All the port you buy anywhere in the world comes from Porto. And all the port in Porto comes from vineyards in the Douro River valley. A day tour of the valley seemed like a very pleasant way to spend a day, and the promise of several wine and port tastings didn’t influence our choice at all. The Douro is the oldest wine region in the world. In 1756 the region was demarcated, establishing it as the only place that port wine (a favourite with the British) could be produced. The valley produces not just port but also some of the best wines in Portugal.
Because we had booked an Airbnb, we kept getting emails from them about activities in Porto. In the past I have always ignored those emails, but one –“Wine Venture & Boat Trip in Douro Valley” – caught my eye and I checked it out. I have never seen so many positive, glowing reviews, and the price was lower than other tours we looked at, so we took the plunge and booked. I will say, the reviews were spot on (check them out here) and I highly recommend this tour if you find yourself in Porto.
The fun started even before we met our tour guides. The meeting point was outside McDonald’s, so that’s where we had breakfast. Now I know what you’re thinking – “McDonald’s?? They couldn’t find somewhere local to eat?”, but this is not just any McDonald’s. Known locally as McDonald’s Imperial, it is housed in the former Art Deco Imperial Cafe, and many of the original features of the old cafe were retained. Interesting factoid – Portugal is the only country where Maccas has soup on the menu.
The tour was not in a bus but 2 large cars (bonus points for that!). In our car were the 4 of us, our driver/guide, Filipe, and a young Canadian couple, so it didn’t feel like a tour at all. We hardly saw the people in the other car except for the first wine tasting stop.
We drive up through the misty valley (it was winter, after all), till we reached our first stop, the small town of Pinhão, which is the geographical centre of the Douro Valley, and surrounded by port wine estates. We stopped at the pretty train station, which is decorated with azulejo tiles depicting images from the region.
In Pinhão we visited Quinta da Foz. Quinta is a Portuguese term for a farm or estate. We were given a crash course in wine-making, and showed through the facility. The process is still very manual, from the grape harvesting to treading out the grapes in large vats. Then the wines are bottled and sent down river to Porto to mature. We were there in winter, so there wasn’t much activity, but we enjoyed our tour very much. Quinta da Foz is a relatively small, family owned holding, about 20 hectares, of which 10 Ha are 80-year-old vines and the rest are olive groves.

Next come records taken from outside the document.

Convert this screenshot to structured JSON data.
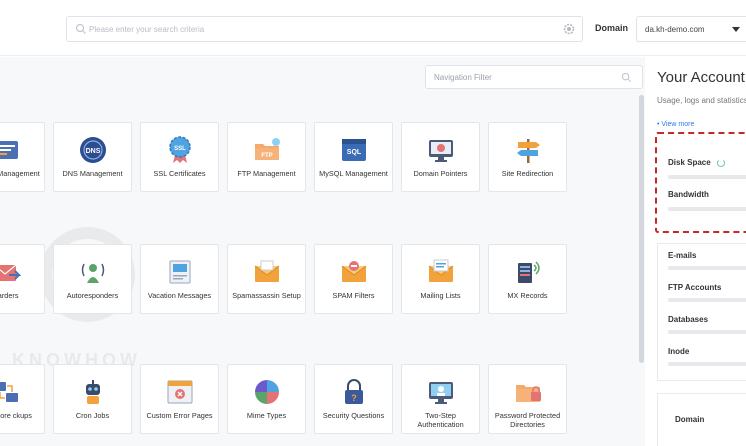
{
  "header": {
    "search_placeholder": "Please enter your search criteria",
    "domain_label": "Domain",
    "domain_value": "da.kh-demo.com"
  },
  "content": {
    "nav_filter_placeholder": "Navigation Filter",
    "rows": [
      [
        "domain Management",
        "DNS Management",
        "SSL Certificates",
        "FTP Management",
        "MySQL Management",
        "Domain Pointers",
        "Site Redirection"
      ],
      [
        "warders",
        "Autoresponders",
        "Vacation Messages",
        "Spamassassin Setup",
        "SPAM Filters",
        "Mailing Lists",
        "MX Records"
      ],
      [
        "e/Restore ckups",
        "Cron Jobs",
        "Custom Error Pages",
        "Mime Types",
        "Security Questions",
        "Two-Step Authentication",
        "Password Protected Directories"
      ]
    ],
    "icons": [
      [
        "subdomain-icon",
        "dns-icon",
        "ssl-certificate-icon",
        "ftp-folder-icon",
        "mysql-database-icon",
        "domain-pointer-icon",
        "signpost-icon"
      ],
      [
        "forwarder-icon",
        "autoresponder-icon",
        "vacation-message-icon",
        "spam-envelope-icon",
        "spam-filter-icon",
        "mailing-list-icon",
        "mx-records-icon"
      ],
      [
        "backup-restore-icon",
        "cron-robot-icon",
        "error-page-icon",
        "mime-types-icon",
        "security-lock-icon",
        "two-step-auth-icon",
        "password-folder-icon"
      ]
    ]
  },
  "account_panel": {
    "title": "Your Account",
    "subtitle": "Usage, logs and statistics",
    "view_more": "• View more",
    "stats": [
      "Disk Space",
      "Bandwidth",
      "E-mails",
      "FTP Accounts",
      "Databases",
      "Inode"
    ],
    "domain_label": "Domain"
  },
  "colors": {
    "highlight_border": "#c62828",
    "link": "#2c7be5",
    "tile_border": "#e3e6eb"
  }
}
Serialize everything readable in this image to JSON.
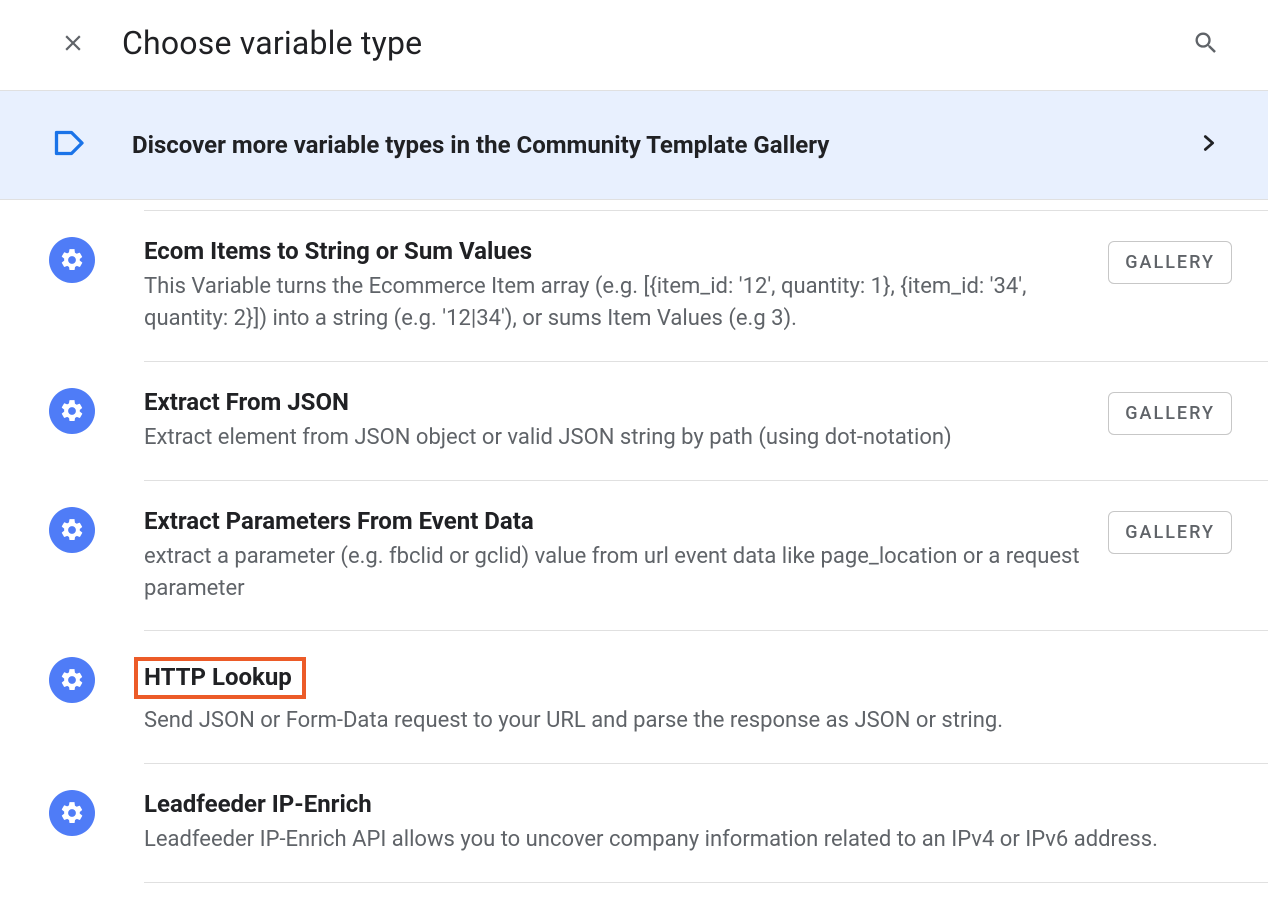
{
  "header": {
    "title": "Choose variable type"
  },
  "banner": {
    "text": "Discover more variable types in the Community Template Gallery"
  },
  "gallery_label": "GALLERY",
  "items": [
    {
      "title": "Ecom Items to String or Sum Values",
      "desc": "This Variable turns the Ecommerce Item array (e.g. [{item_id: '12', quantity: 1}, {item_id: '34', quantity: 2}]) into a string (e.g. '12|34'), or sums Item Values (e.g 3).",
      "badge": true,
      "highlighted": false
    },
    {
      "title": "Extract From JSON",
      "desc": "Extract element from JSON object or valid JSON string by path (using dot-notation)",
      "badge": true,
      "highlighted": false
    },
    {
      "title": "Extract Parameters From Event Data",
      "desc": "extract a parameter (e.g. fbclid or gclid) value from url event data like page_location or a request parameter",
      "badge": true,
      "highlighted": false
    },
    {
      "title": "HTTP Lookup",
      "desc": "Send JSON or Form-Data request to your URL and parse the response as JSON or string.",
      "badge": false,
      "highlighted": true
    },
    {
      "title": "Leadfeeder IP-Enrich",
      "desc": "Leadfeeder IP-Enrich API allows you to uncover company information related to an IPv4 or IPv6 address.",
      "badge": false,
      "highlighted": false
    }
  ]
}
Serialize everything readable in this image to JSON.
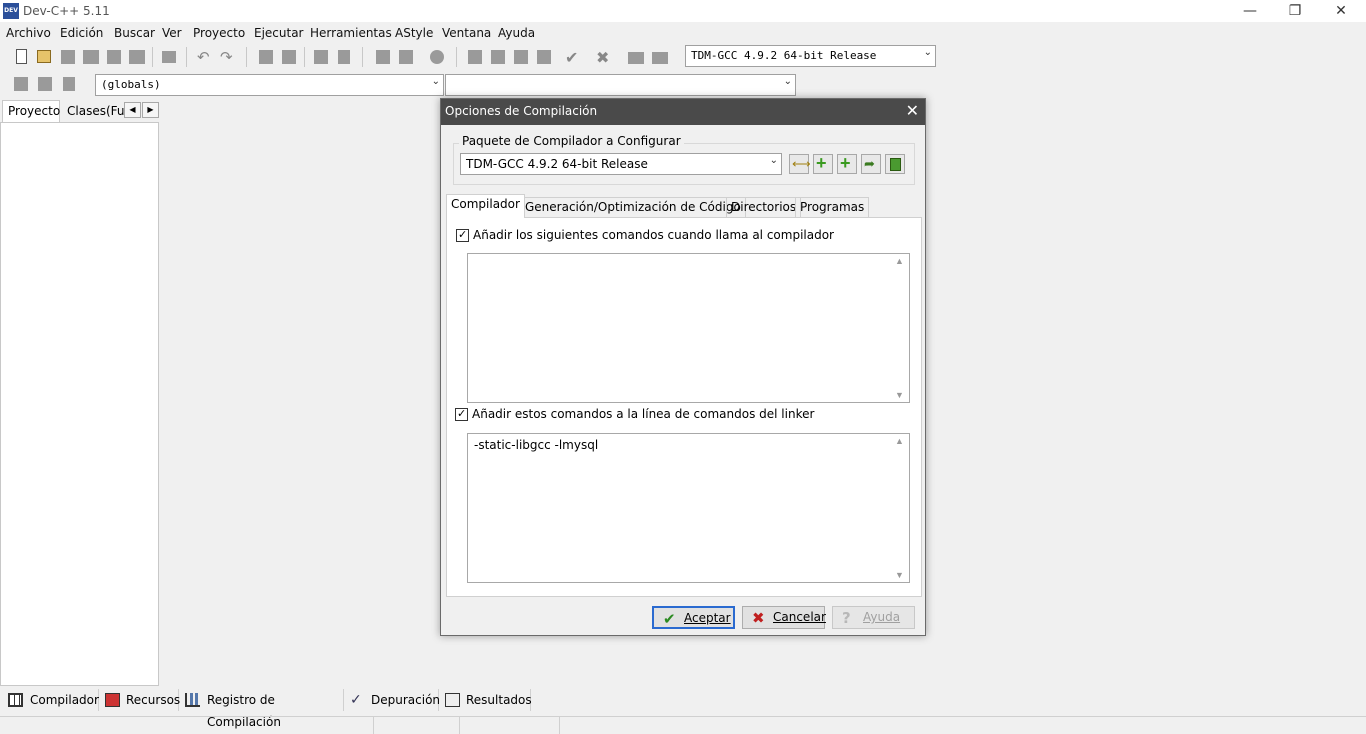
{
  "window": {
    "title": "Dev-C++ 5.11",
    "icon_text": "DEV"
  },
  "menu": [
    "Archivo",
    "Edición",
    "Buscar",
    "Ver",
    "Proyecto",
    "Ejecutar",
    "Herramientas",
    "AStyle",
    "Ventana",
    "Ayuda"
  ],
  "toolbar": {
    "compiler_combo": "TDM-GCC 4.9.2 64-bit Release",
    "scope_combo": "(globals)",
    "member_combo": ""
  },
  "left_panel": {
    "tabs": [
      "Proyecto",
      "Clases(Fun"
    ]
  },
  "bottom_tabs": [
    "Compilador",
    "Recursos",
    "Registro de Compilación",
    "Depuración",
    "Resultados"
  ],
  "dialog": {
    "title": "Opciones de Compilación",
    "group_label": "Paquete de Compilador a Configurar",
    "compiler_set": "TDM-GCC 4.9.2 64-bit Release",
    "tabs": [
      "Compilador",
      "Generación/Optimización de Código",
      "Directorios",
      "Programas"
    ],
    "active_tab": "Compilador",
    "compiler_cmds": {
      "label": "Añadir los siguientes comandos cuando llama al compilador",
      "checked": true,
      "value": ""
    },
    "linker_cmds": {
      "label": "Añadir estos comandos a la línea de comandos del linker",
      "checked": true,
      "value": "-static-libgcc -lmysql"
    },
    "buttons": {
      "ok": "Aceptar",
      "cancel": "Cancelar",
      "help": "Ayuda"
    }
  }
}
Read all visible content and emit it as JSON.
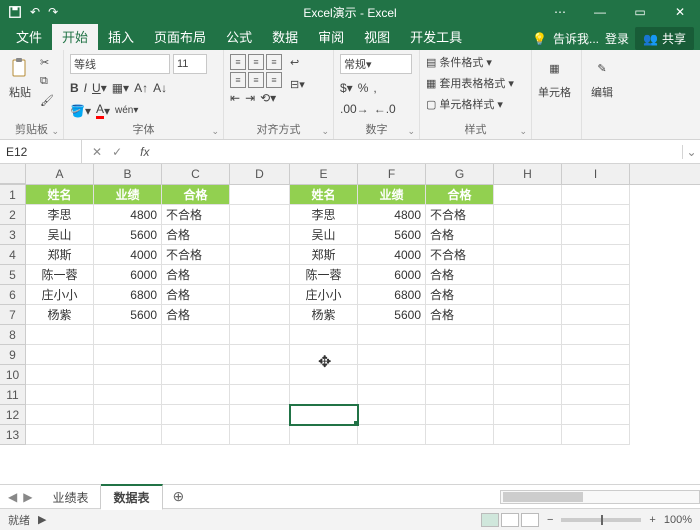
{
  "title": "Excel演示 - Excel",
  "tabs": {
    "file": "文件",
    "home": "开始",
    "insert": "插入",
    "layout": "页面布局",
    "formulas": "公式",
    "data": "数据",
    "review": "审阅",
    "view": "视图",
    "dev": "开发工具"
  },
  "tellme": "告诉我...",
  "signin": "登录",
  "share": "共享",
  "ribbon": {
    "clipboard": "剪贴板",
    "paste": "粘贴",
    "font": "字体",
    "fontname": "等线",
    "fontsize": "11",
    "alignment": "对齐方式",
    "wrap": "自动换行",
    "merge": "合并后居中",
    "number": "数字",
    "numfmt": "常规",
    "styles": "样式",
    "condfmt": "条件格式",
    "tblfmt": "套用表格格式",
    "cellstyle": "单元格样式",
    "cells": "单元格",
    "editing": "编辑"
  },
  "namebox": "E12",
  "cols": [
    "A",
    "B",
    "C",
    "D",
    "E",
    "F",
    "G",
    "H",
    "I"
  ],
  "header": {
    "name": "姓名",
    "score": "业绩",
    "pass": "合格"
  },
  "left": [
    {
      "name": "李思",
      "score": "4800",
      "pass": "不合格"
    },
    {
      "name": "吴山",
      "score": "5600",
      "pass": "合格"
    },
    {
      "name": "郑斯",
      "score": "4000",
      "pass": "不合格"
    },
    {
      "name": "陈一蓉",
      "score": "6000",
      "pass": "合格"
    },
    {
      "name": "庄小小",
      "score": "6800",
      "pass": "合格"
    },
    {
      "name": "杨紫",
      "score": "5600",
      "pass": "合格"
    }
  ],
  "right": [
    {
      "name": "李思",
      "score": "4800",
      "pass": "不合格"
    },
    {
      "name": "吴山",
      "score": "5600",
      "pass": "合格"
    },
    {
      "name": "郑斯",
      "score": "4000",
      "pass": "不合格"
    },
    {
      "name": "陈一蓉",
      "score": "6000",
      "pass": "合格"
    },
    {
      "name": "庄小小",
      "score": "6800",
      "pass": "合格"
    },
    {
      "name": "杨紫",
      "score": "5600",
      "pass": "合格"
    }
  ],
  "sheets": {
    "s1": "业绩表",
    "s2": "数据表"
  },
  "status": {
    "ready": "就绪",
    "zoom": "100%"
  }
}
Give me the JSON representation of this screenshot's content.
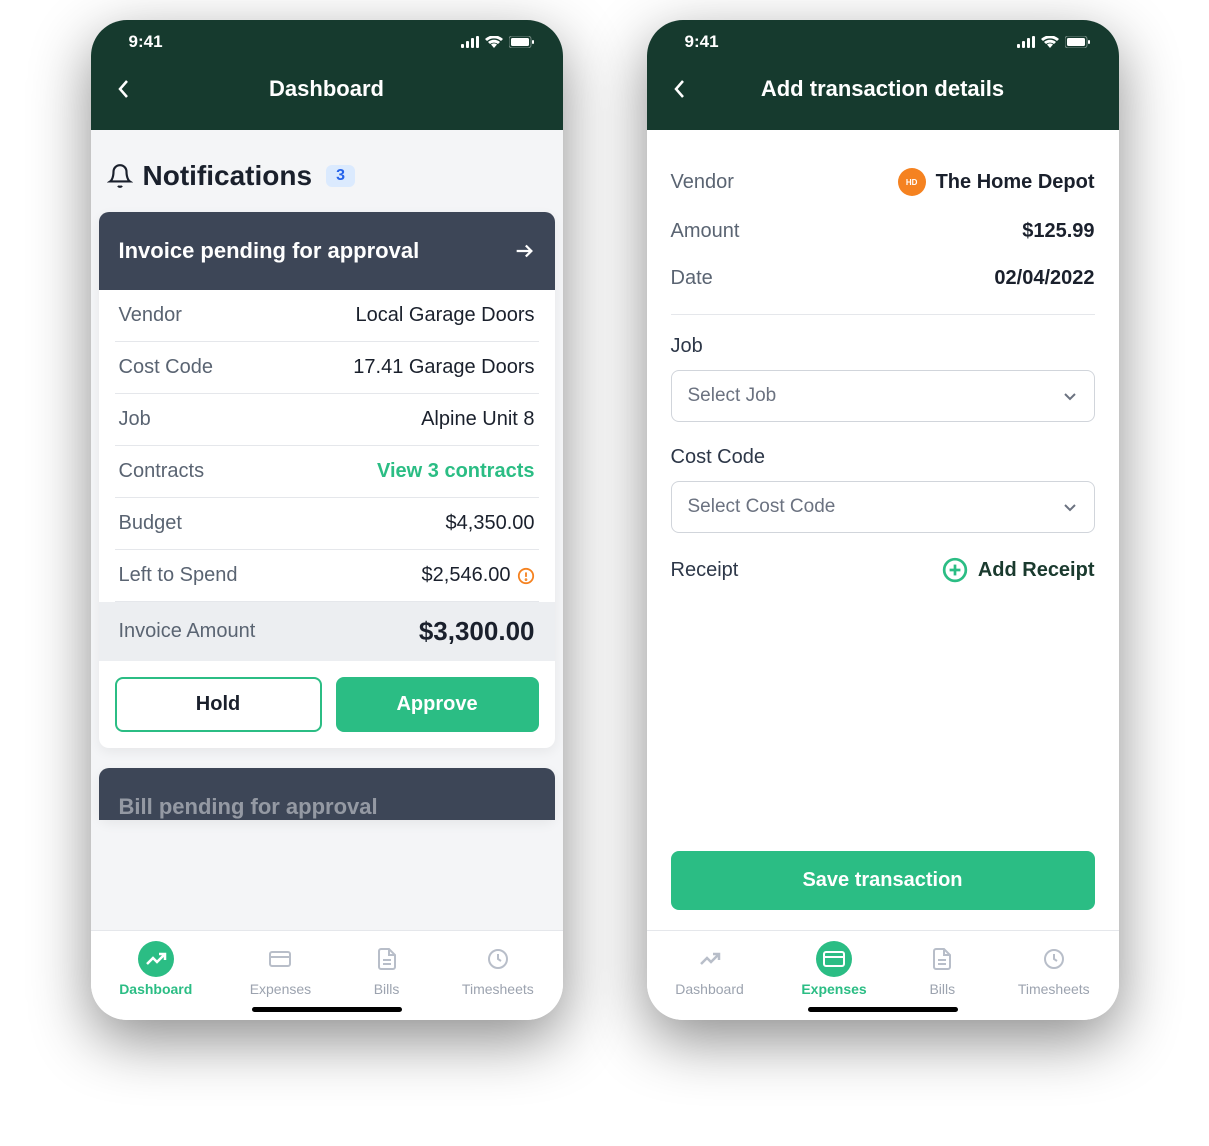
{
  "status": {
    "time": "9:41"
  },
  "screen1": {
    "title": "Dashboard",
    "notifications": {
      "label": "Notifications",
      "count": "3"
    },
    "card1": {
      "title": "Invoice pending for approval",
      "rows": {
        "vendor": {
          "label": "Vendor",
          "value": "Local Garage Doors"
        },
        "costCode": {
          "label": "Cost Code",
          "value": "17.41 Garage Doors"
        },
        "job": {
          "label": "Job",
          "value": "Alpine Unit 8"
        },
        "contracts": {
          "label": "Contracts",
          "value": "View 3 contracts"
        },
        "budget": {
          "label": "Budget",
          "value": "$4,350.00"
        },
        "leftToSpend": {
          "label": "Left to Spend",
          "value": "$2,546.00"
        },
        "invoiceAmount": {
          "label": "Invoice Amount",
          "value": "$3,300.00"
        }
      },
      "actions": {
        "hold": "Hold",
        "approve": "Approve"
      }
    },
    "card2": {
      "title": "Bill pending for approval"
    }
  },
  "screen2": {
    "title": "Add transaction details",
    "details": {
      "vendor": {
        "label": "Vendor",
        "value": "The Home Depot"
      },
      "amount": {
        "label": "Amount",
        "value": "$125.99"
      },
      "date": {
        "label": "Date",
        "value": "02/04/2022"
      }
    },
    "fields": {
      "job": {
        "label": "Job",
        "placeholder": "Select Job"
      },
      "costCode": {
        "label": "Cost Code",
        "placeholder": "Select Cost Code"
      }
    },
    "receipt": {
      "label": "Receipt",
      "action": "Add Receipt"
    },
    "save": "Save transaction"
  },
  "tabs": {
    "dashboard": "Dashboard",
    "expenses": "Expenses",
    "bills": "Bills",
    "timesheets": "Timesheets"
  }
}
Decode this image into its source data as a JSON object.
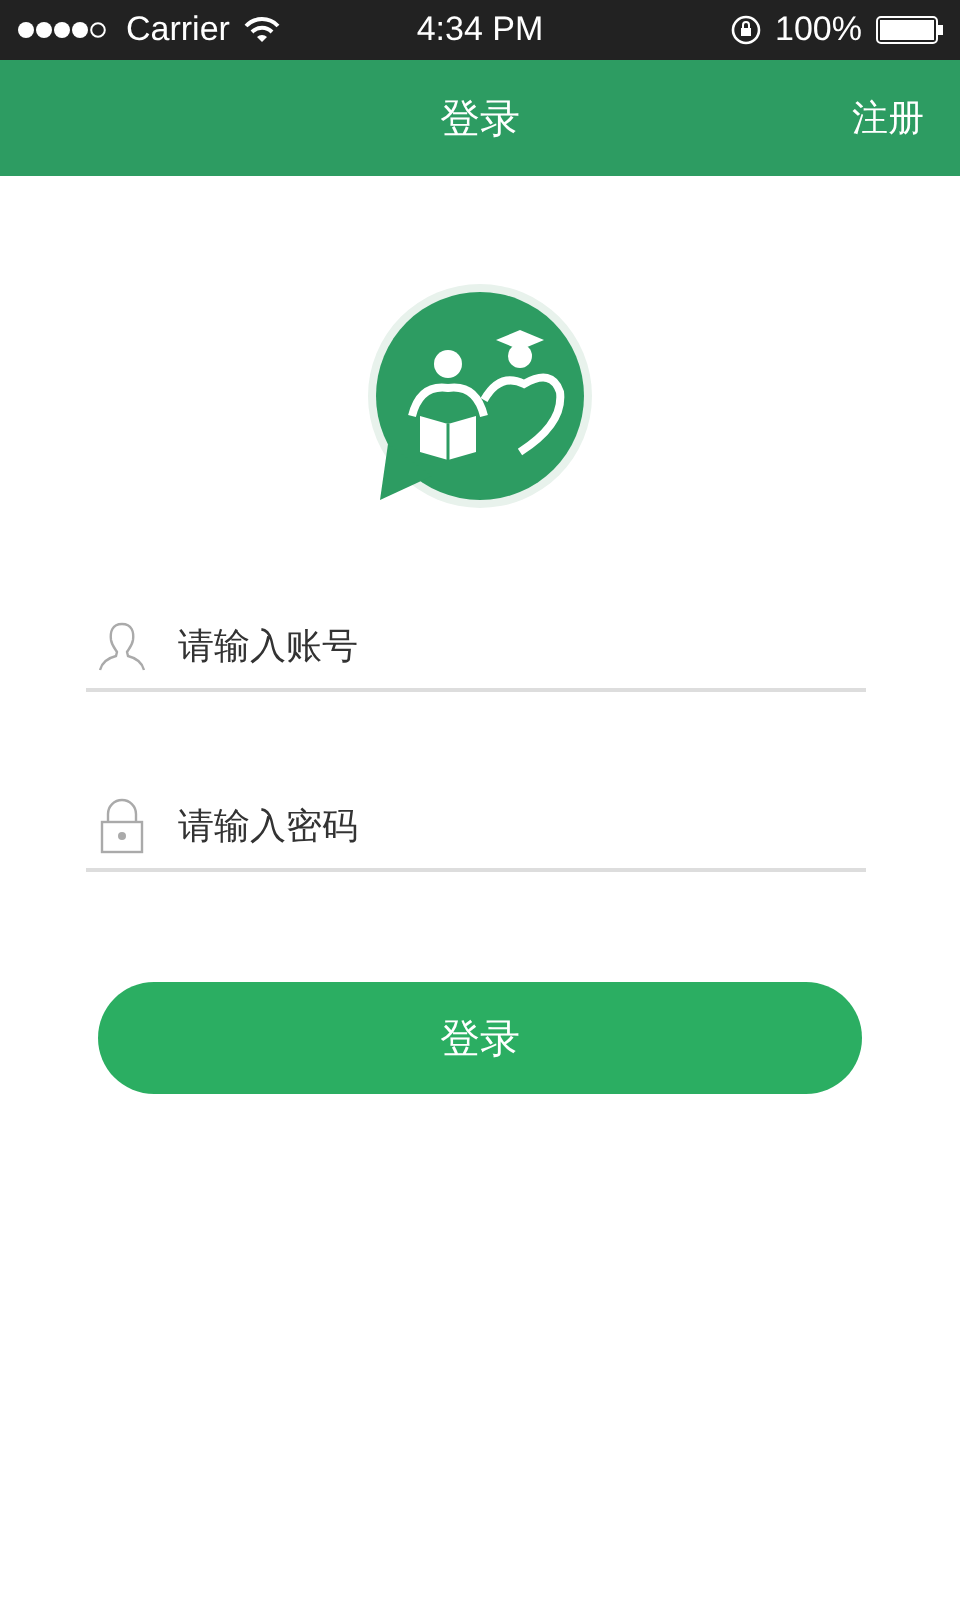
{
  "status_bar": {
    "carrier": "Carrier",
    "time": "4:34 PM",
    "battery": "100%"
  },
  "nav_bar": {
    "title": "登录",
    "action": "注册"
  },
  "fields": [
    {
      "kind": "account",
      "placeholder": "请输入账号"
    },
    {
      "kind": "password",
      "placeholder": "请输入密码"
    }
  ],
  "buttons": [
    "登录"
  ]
}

After a short walk from Quinta da Foz, we boarded a small boat for a 1 hour cruise on the river, enjoying the scenery, a bit of wildlife and the serenity. About 10 minutes into the jaunt, the driver opened a compartment and pulled out some snacks – no ordinary snacks, but beautifully prepared canapés and an elegant carafe of port. No wonder people rave about this tour!
I think we would have been happy if the day ended there, but there was lots more to come. We drove for about 45 minutes through stunning scenery, including a photo stop at a lookout, to reach Quinta do Monte Travesso for lunch. This is a family run farm, and we were greeted warmly and treated to a delicious home cooked lunch of typical Portuguese fare – Caldo Verde (Portuguese Green Soup), roast pork with vegetables and for dessert a sweet pasta dish called Aletria. The farmhouse itself was old and atmospheric – the dining room felt like a medieval great hall (albeit a small one), and the people so genuine. It really felt we were guests in their home, not an organised, paid for event.
After a leisurely lunch and a tour of the estate, we drove back to Porto, happy and full. By the end of the day we all felt like old friends, chatting in the car and even singing along to Bohemian Rhapsody together. A really fun day, and the reviews were spot on. . Well done BL Heritage Tours.